I know Chinese women are far more responsible than many other ethnicities, but you know sometimes women do find themselves pregnant, and abortion is not always the automatic answer for them.

These private schools for migrants would not exist if there were not migrants who had children.

The quality of education is equal or better in the public schools, so these families would not be sending their children to those private schools that cost money if they had Hukou residency permits.
#15204361
Migrant labor is temporary. They live in a city for a year or two before returning home. Their children, if they have any, are usually cared for by family members at home. The existence of massive waves of undocumented children simply isn't a real problem in modern China.
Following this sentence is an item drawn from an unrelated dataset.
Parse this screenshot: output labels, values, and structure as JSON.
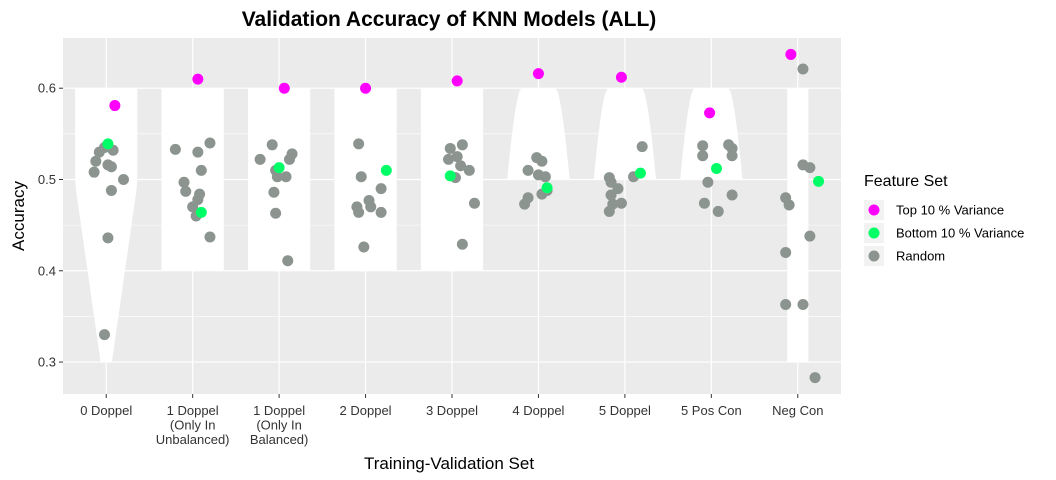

Labor relations and sexism in China being what they are, a migrant woman who is married (or let's slip she's in a romantic relationship, frankly) and of child bearing age wouldn't be hired in the first place - and once sufficiently pregnant so as to begin to show, would probably be bought a ticket home by her employer ASAP (a couple hundred dollars at absolute most) to avoid having to cover maternity expenses, or months of maternity leave.

There's also the question of how she's get pregnant. Migrant workers tend to live in company dormitories, mind, which I've seen. They'll sleep twelve to a room, single sex, and generally have a company curfew / sign in. It's absolutely abhorrent and far from the sort of environment that encourages major amounts of sexual activity.

There is a subclass of undocumented humans in China unable to get an education or work because of hukou issues - and they're almost entirely all female children of rural Han families from the 80s-10s trying to have a boy under the one child policy. There's a lot of good documentaries and resources describing the issue.